Saya yang bertanda tangan di bawah ini:
Nama :
Tempat/Tinggal Lahir :
Alamat :
Kartu Identitas :
Pekerjaan :
Selaku individu yang meminta bantuan pada fasilitas
kesehatan ini, bersama ini menyatakan kesediaannya untuk dilakukan tindakan dan
prosedur pertolongan persalinan pada diri saya berikan setelah mendapat
penjelasan dari bidan yang berwenang di fasilitas kesehatan tersebut diatas,
sebagaimana berikut ini:
1. Diagnosis kebidanan ………………………………………………….
2. Untuk
melakukan pertolongan persalinan, perlu dilakukan tindakan………………………………………………………………..
3. Setiap
tindakan kebidanan yang dipilih bertujuan untuk kesejahteraan dan keselamatan
ibu dan janin. Namun demikian, sebagaimana telah dijelaskan terdahulu, setiap
tindakan mempunyai resiko, baik yang telah diduga maupun yang tidak diduga
sebelumnya.
4. Penolong
telah pula menjelaskan bahwa ia akan berusaha sebaik mungkin untuk melakukan
tindakan pertolongan persalinan dan menghindarkan kemungkinan risiko, agar
diperoleh hasil asuhan kebidanan yang optimal.
5. Semua penjelasan
tersebut diatas, sudah saya maklumi dan dijelaskan dengan kalimat yang jelas
dan saya mengerti sehingga saya memaklumi arti tindakan atau asuhan kebidanan
yang saya alami.
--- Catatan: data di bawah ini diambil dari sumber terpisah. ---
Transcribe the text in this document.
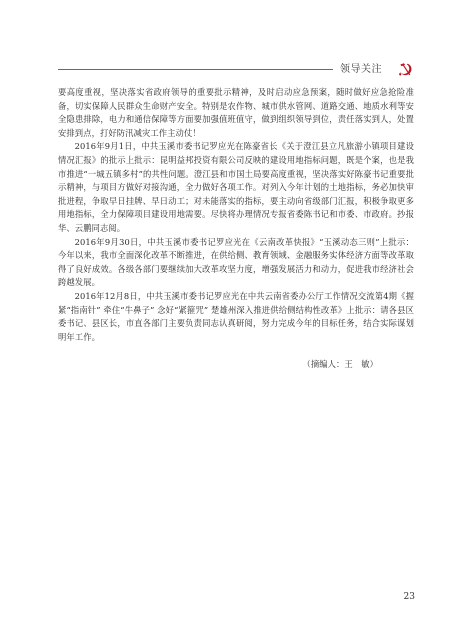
领导关注

要高度重视，坚决落实省政府领导的重要批示精神，及时启动应急预案，随时做好应急抢险准备，切实保障人民群众生命财产安全。特别是农作物、城市供水管网、道路交通、地质水利等安全隐患排除，电力和通信保障等方面要加强值班值守，做到组织领导到位，责任落实到人，处置安排到点，打好防汛减灾工作主动仗！

2016年9月1日，中共玉溪市委书记罗应光在陈豪省长《关于澄江县立凡旅游小镇项目建设情况汇报》的批示上批示：昆明益邦投资有限公司反映的建设用地指标问题，既是个案，也是我市推进“一城五镇多村”的共性问题。澄江县和市国土局要高度重视，坚决落实好陈豪书记重要批示精神，与项目方做好对接沟通，全力做好各项工作。对列入今年计划的土地指标，务必加快审批进程，争取早日挂牌、早日动工；对未能落实的指标，要主动向省级部门汇报，积极争取更多用地指标，全力保障项目建设用地需要。尽快将办理情况专报省委陈书记和市委、市政府。抄报华、云鹏同志阅。

2016年9月30日，中共玉溪市委书记罗应光在《云南改革快报》“玉溪动态三则”上批示：今年以来，我市全面深化改革不断推进，在供给侧、教育领域、金融服务实体经济方面等改革取得了良好成效。各级各部门要继续加大改革攻坚力度，增强发展活力和动力，促进我市经济社会跨越发展。

2016年12月8日，中共玉溪市委书记罗应光在中共云南省委办公厅工作情况交流第4期《握紧“指南针” 牵住“牛鼻子” 念好“紧箍咒” 楚雄州深入推进供给侧结构性改革》上批示：请各县区委书记、县区长，市直各部门主要负责同志认真研阅，努力完成今年的目标任务，结合实际谋划明年工作。

（摘编人：王　敏）

23
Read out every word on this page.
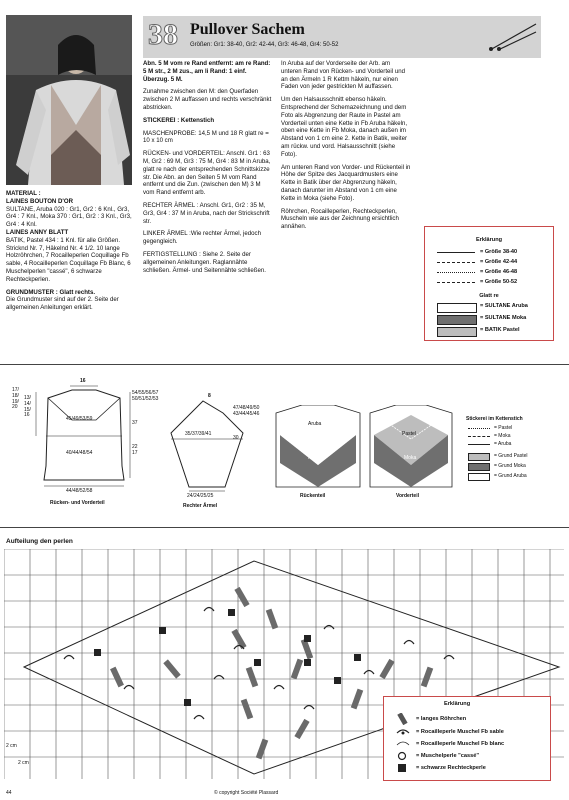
38 Pullover Sachem
Größen: Gr1: 38-40, Gr2: 42-44, Gr3: 46-48, Gr4: 50-52
MATERIAL :
LAINES BOUTON D'OR
SULTANE, Aruba 020 : Gr1, Gr2 : 6 Knl., Gr3, Gr4 : 7 Knl., Moka 370 : Gr1, Gr2 : 3 Knl., Gr3, Gr4 : 4 Knl.
LAINES ANNY BLATT
BATIK, Pastel 434 : 1 Knl. für alle Größen. Stricknd Nr. 7, Häkelnd Nr. 4 1/2. 10 lange Holzröhrchen, 7 Rocailleperlen Coquillage Fb sable, 4 Rocailleperlen Coquillage Fb Blanc, 6 Muschelperlen "cassé", 6 schwarze Rechteckperlen.
GRUNDMUSTER : Glatt rechts.
Die Grundmuster sind auf der 2. Seite der allgemeinen Anleitungen erklärt.

Abn. 5 M vom re Rand entfernt: am re Rand: 5 M str., 2 M zus., am li Rand: 1 einf. Überzug. 5 M.

Zunahme zwischen den M: den Querfaden zwischen 2 M auffassen und rechts verschränkt abstricken.

STICKEREI : Kettenstich

MASCHENPROBE: 14,5 M und 18 R glatt re = 10 x 10 cm

RÜCKEN- und VORDERTEIL: Anschl. Gr1 : 63 M, Gr2 : 69 M, Gr3 : 75 M, Gr4 : 83 M in Aruba, glatt re nach der entsprechenden Schnittskizze str. Die Abn. an den Seiten 5 M vom Rand entfernt und die Zun. (zwischen den M) 3 M vom Rand entfernt arb.

RECHTER ÄRMEL : Anschl. Gr1, Gr2 : 35 M, Gr3, Gr4 : 37 M in Aruba, nach der Strickschrift str.

LINKER ÄRMEL :Wie rechter Ärmel, jedoch gegengleich.

FERTIGSTELLUNG : Siehe 2. Seite der allgemeinen Anleitungen. Raglannähte schließen. Ärmel- und Seitennähte schließen.

In Aruba auf der Vorderseite der Arb. am unteren Rand von Rücken- und Vorderteil und an den Ärmeln 1 R Kettm häkeln, nur einen Faden von jeder gestrickten M auffassen.

Um den Halsausschnitt ebenso häkeln. Entsprechend der Schemazeichnung und dem Foto als Abgrenzung der Raute in Pastel am Vorderteil unten eine Kette in Fb Aruba häkeln, oben eine Kette in Fb Moka, danach außen im Abstand von 1 cm eine 2. Kette in Batik, weiter am rückw. und vord. Halsausschnitt (siehe Foto).

Am unteren Rand von Vorder- und Rückenteil in Höhe der Spitze des Jacquardmusters eine Kette in Batik über der Abgrenzung häkeln, danach darunter im Abstand von 1 cm eine Kette in Moka (siehe Foto).

Röhrchen, Rocailleperlen, Rechteckperlen, Muscheln wie aus der Zeichnung ersichtlich annähen.

Erklärung
= Größe 38-40
= Größe 42-44
= Größe 46-48
= Größe 50-52
Glatt re
= SULTANE Aruba
= SULTANE Moka
= BATIK Pastel
16
17/
18/
19/
20
13/
14/
15/
16
45/49/53/59
54/55/56/57
50/51/52/53
37
40/44/48/54
22
17
44/48/52/58
Rücken- und Vorderteil
8
47/48/49/50
43/44/45/46
35/37/39/41
30
24/24/25/25
Rechter Ärmel
Aruba
Moka
Pastel
Moka
Rückenteil	Vorderteil
Stickerei im Kettenstich
= Pastel
= Moka
= Aruba
= Grund Pastel
= Grund Moka
= Grund Aruba
Aufteilung den perlen
2 cm
2 cm
Erklärung
= langes Röhrchen
= Rocailleperle Muschel Fb sable
= Rocailleperle Muschel Fb blanc
= Muschelperle "cassé"
= schwarze Rechteckperle
44	© copyright Société Plassard
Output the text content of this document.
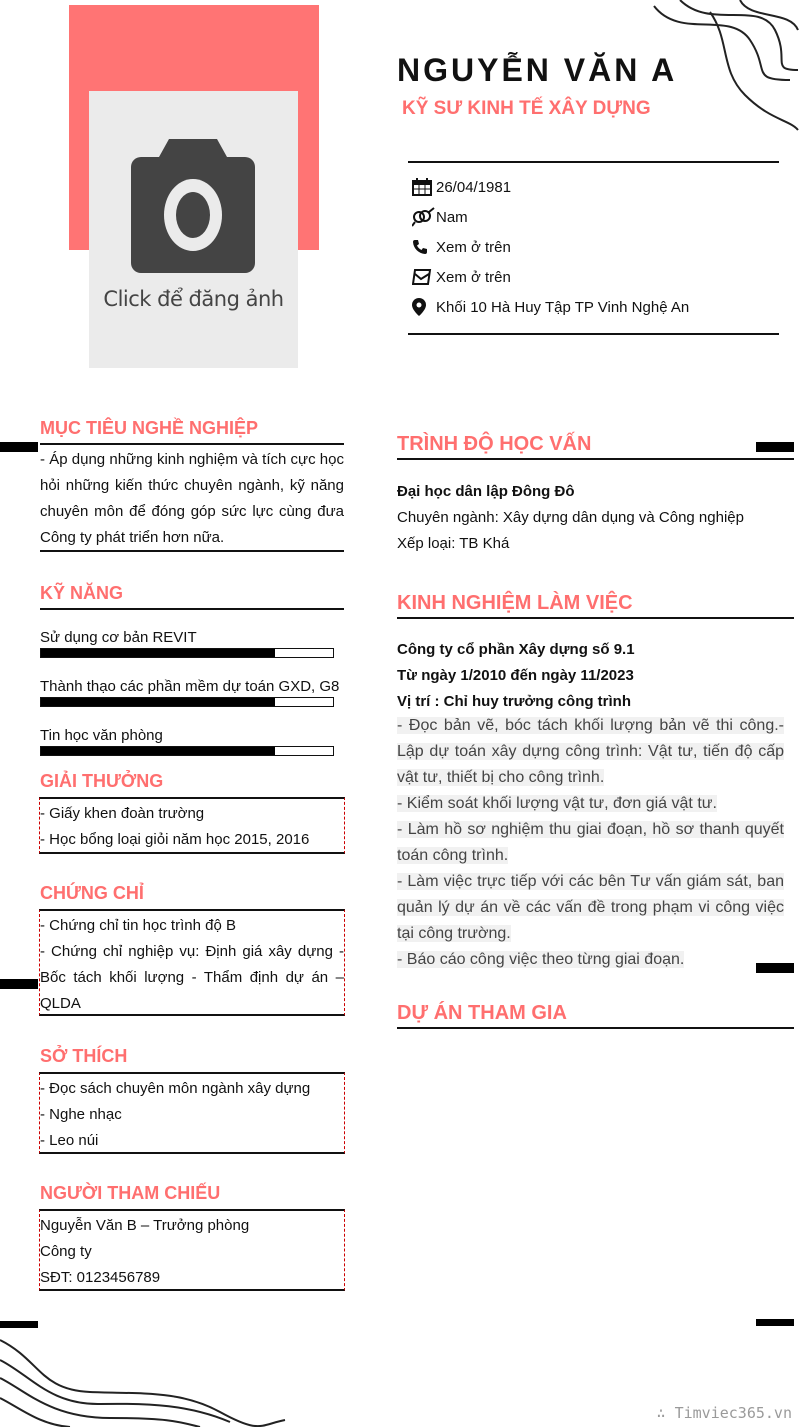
Click để đăng ảnh
NGUYỄN VĂN A
KỸ SƯ KINH TẾ XÂY DỰNG
26/04/1981
Nam
Xem ở trên
Xem ở trên
Khối 10 Hà Huy Tập TP Vinh Nghệ An
MỤC TIÊU NGHỀ NGHIỆP
- Áp dụng những kinh nghiệm và tích cực học
hỏi những kiến thức chuyên ngành, kỹ năng
chuyên môn để đóng góp sức lực cùng đưa
Công ty phát triển hơn nữa.
KỸ NĂNG
Sử dụng cơ bản REVIT
Thành thạo các phần mềm dự toán GXD, G8
Tin học văn phòng
GIẢI THƯỞNG
- Giấy khen đoàn trường
- Học bổng loại giỏi năm học 2015, 2016
CHỨNG CHỈ
- Chứng chỉ tin học trình độ B
- Chứng chỉ nghiệp vụ: Định giá xây dựng -
Bốc tách khối lượng - Thẩm định dự án –
QLDA
SỞ THÍCH
- Đọc sách chuyên môn ngành xây dựng
- Nghe nhạc
- Leo núi
NGƯỜI THAM CHIẾU
Nguyễn Văn B – Trưởng phòng
Công ty
SĐT: 0123456789
TRÌNH ĐỘ HỌC VẤN
Đại học dân lập Đông Đô
Chuyên ngành: Xây dựng dân dụng và Công nghiệp
Xếp loại: TB Khá
KINH NGHIỆM LÀM VIỆC
Công ty cổ phần Xây dựng số 9.1
Từ ngày 1/2010 đến ngày 11/2023
Vị trí : Chỉ huy trưởng công trình
- Đọc bản vẽ, bóc tách khối lượng bản vẽ thi công.-
Lập dự toán xây dựng công trình: Vật tư, tiến độ cấp
vật tư, thiết bị cho công trình.
- Kiểm soát khối lượng vật tư, đơn giá vật tư.
- Làm hồ sơ nghiệm thu giai đoạn, hồ sơ thanh quyết
toán công trình.
- Làm việc trực tiếp với các bên Tư vấn giám sát, ban
quản lý dự án về các vấn đề trong phạm vi công việc
tại công trường.
- Báo cáo công việc theo từng giai đoạn.
DỰ ÁN THAM GIA
∴ Timviec365.vn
Dengan demikian terjadi kesalah pahaman diantara pasien dan
bidan tentang upaya serta tujuan, untuk mencegah timbulnya masalah hukum
dikemudian hari.
Apabila dalam keadaan dimana saya tidak mampu untuk
memperoleh penjelasan dan memberi persetujuan maka saya menyerahkan mandat
kepada suami atau wali saya yaitu:
Nama : ..............................................
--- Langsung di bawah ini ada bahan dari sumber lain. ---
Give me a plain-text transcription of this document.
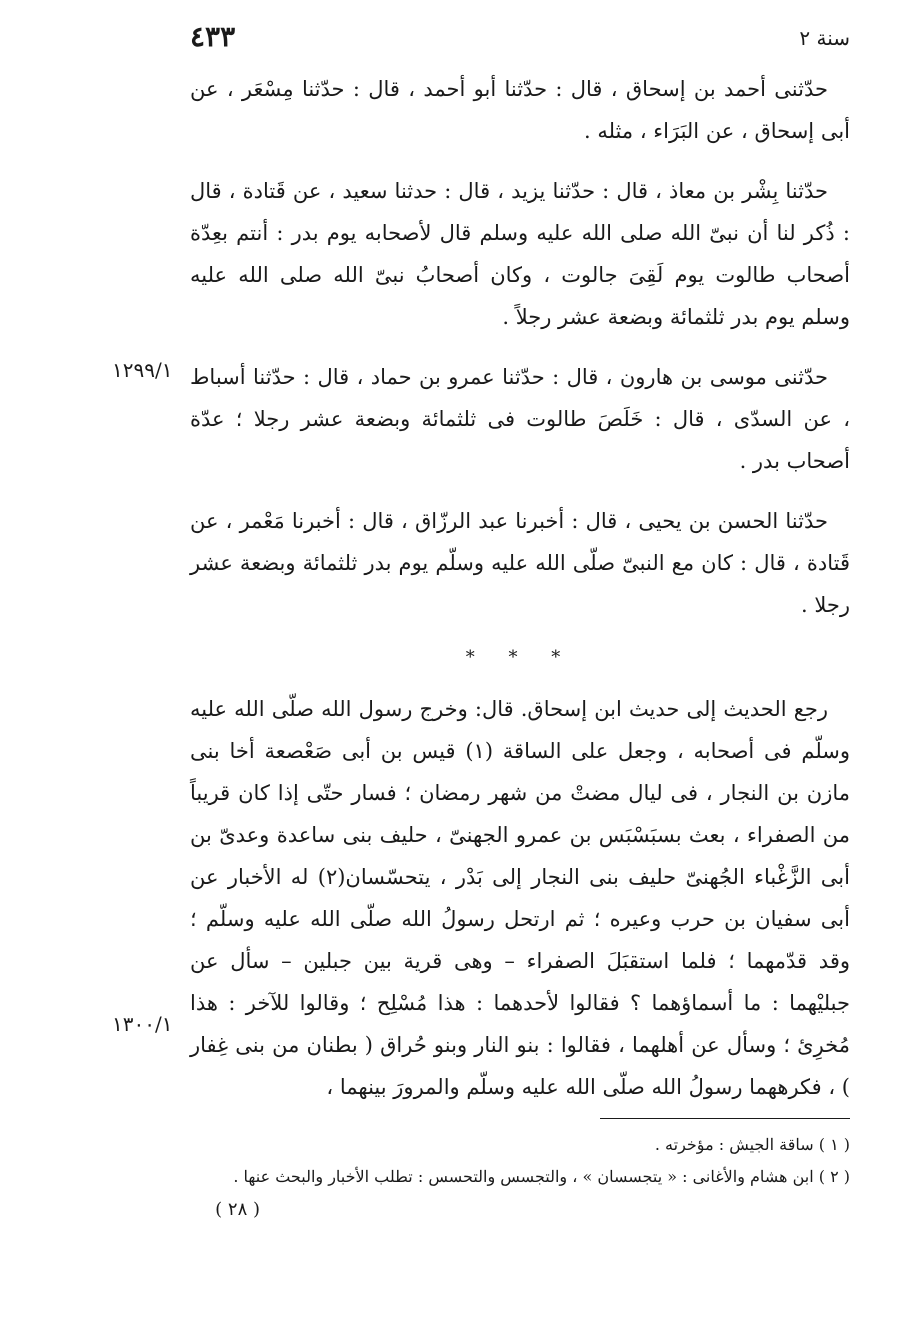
سنة ٢
٤٣٣

حدّثنى أحمد بن إسحاق ، قال : حدّثنا أبو أحمد ، قال : حدّثنا مِسْعَر ، عن أبى إسحاق ، عن البَرَاء ، مثله .

حدّثنا بِشْر بن معاذ ، قال : حدّثنا يزيد ، قال : حدثنا سعيد ، عن قَتادة ، قال : ذُكر لنا أن نبىّ الله صلى الله عليه وسلم قال لأصحابه يوم بدر : أنتم بعِدّة أصحاب طالوت يوم لَقِىَ جالوت ، وكان أصحابُ نبىّ الله صلى الله عليه وسلم يوم بدر ثلثمائة وبضعة عشر رجلاً .

حدّثنى موسى بن هارون ، قال : حدّثنا عمرو بن حماد ، قال : حدّثنا أسباط ، عن السدّى ، قال : خَلَصَ طالوت فى ثلثمائة وبضعة عشر رجلا ؛ عدّة أصحاب بدر .

حدّثنا الحسن بن يحيى ، قال : أخبرنا عبد الرزّاق ، قال : أخبرنا مَعْمر ، عن قَتادة ، قال : كان مع النبىّ صلّى الله عليه وسلّم يوم بدر ثلثمائة وبضعة عشر رجلا .

* * *

رجع الحديث إلى حديث ابن إسحاق. قال: وخرج رسول الله صلّى الله عليه وسلّم فى أصحابه ، وجعل على الساقة (١) قيس بن أبى صَعْصعة أخا بنى مازن بن النجار ، فى ليال مضتْ من شهر رمضان ؛ فسار حتّى إذا كان قريباً من الصفراء ، بعث بسبَسْبَس بن عمرو الجهنىّ ، حليف بنى ساعدة وعدىّ بن أبى الزَّغْباء الجُهنىّ حليف بنى النجار إلى بَدْر ، يتحسّسان(٢) له الأخبار عن أبى سفيان بن حرب وعيره ؛ ثم ارتحل رسولُ الله صلّى الله عليه وسلّم ؛ وقد قدّمهما ؛ فلما استقبَلَ الصفراء – وهى قرية بين جبلين – سأل عن جبليْهما : ما أسماؤهما ؟ فقالوا لأحدهما : هذا مُسْلِح ؛ وقالوا للآخر : هذا مُخرِئ ؛ وسأل عن أهلهما ، فقالوا : بنو النار وبنو حُراق ( بطنان من بنى غِفار ) ، فكرههما رسولُ الله صلّى الله عليه وسلّم والمرورَ بينهما ،

١٢٩٩/١
١٣٠٠/١
( ١ ) ساقة الجيش : مؤخرته .
( ٢ ) ابن هشام والأغانى : « يتجسسان » ، والتجسس والتحسس : تطلب الأخبار والبحث عنها .
( ٢٨ )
Tempat/Tanggal Lahir : ..............................................
Alamat : ..............................................
Kartu Identitas
: ..............................................
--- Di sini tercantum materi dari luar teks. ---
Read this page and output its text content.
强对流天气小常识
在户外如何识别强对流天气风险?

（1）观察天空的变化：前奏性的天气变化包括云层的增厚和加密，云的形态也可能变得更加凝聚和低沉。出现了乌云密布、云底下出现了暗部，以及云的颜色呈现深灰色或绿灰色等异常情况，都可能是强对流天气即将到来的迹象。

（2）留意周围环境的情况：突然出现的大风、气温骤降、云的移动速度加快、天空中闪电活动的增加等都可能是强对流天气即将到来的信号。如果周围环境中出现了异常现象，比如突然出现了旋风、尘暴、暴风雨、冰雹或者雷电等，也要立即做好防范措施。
Pekerjaan : ..............................................
Demikian agar saya maklum, surat persetujuan ini saya
buat tanpa paksaan dari pihak manapun dan agar dapat dipergunakan sebagaimana
mestinya.
...............................,...........
Bidan Yang Memberi Persetujuan
Pasien
(............................) (...............................)
BAB III
PENUTUP
A. Simpulan
Informed concent merupakan butir yang paling penting,
sebagai bukti persetujuan ataupun penolakan terhadap tindakan yang akan
dilakukan.
Melalui Informed concent sesuai dengan hak pasien
untuk menentukan diri sendiri, yaitu pasien berhak menerima atau menolak
tindakan atas dirinya setelah diberi penjelasan sejelas-jelasnya. baik klien
maupun keluarga merasa dilibatkan dalam penentuan pengambilan keputusan.
Sehingga baik persetujuan maupun penolakan sebaiknya dituangkan dalam bentuk
tertulis, jika terjadi permasalahan, maka secara hukum petugas kesehatan
mempunyai kekuatan hukum karena mempunyai bukti tertulis, yang menunjukkan
bahwa prosedur pemberian informasi telah dilalui dan keputusan ada di tangan
klien untuk menyetujui atau menolak.
B. Saran
Demi
memajukan keterampilan dan pengetahuan seorang bidan, harus terus meningkatkan
pengetahuan dan keterampilannya dalam berbagai aspek agar dapat membuat
keputusan klinis dan secara teoritis agar dapat memberikan pelayanan yang aman
dan memuaskan kliennya. Maka informed consent harus di lakukan kepada
klien sebagai persetujuan klien atas tindakan yang akan dilakukan atas dirinya.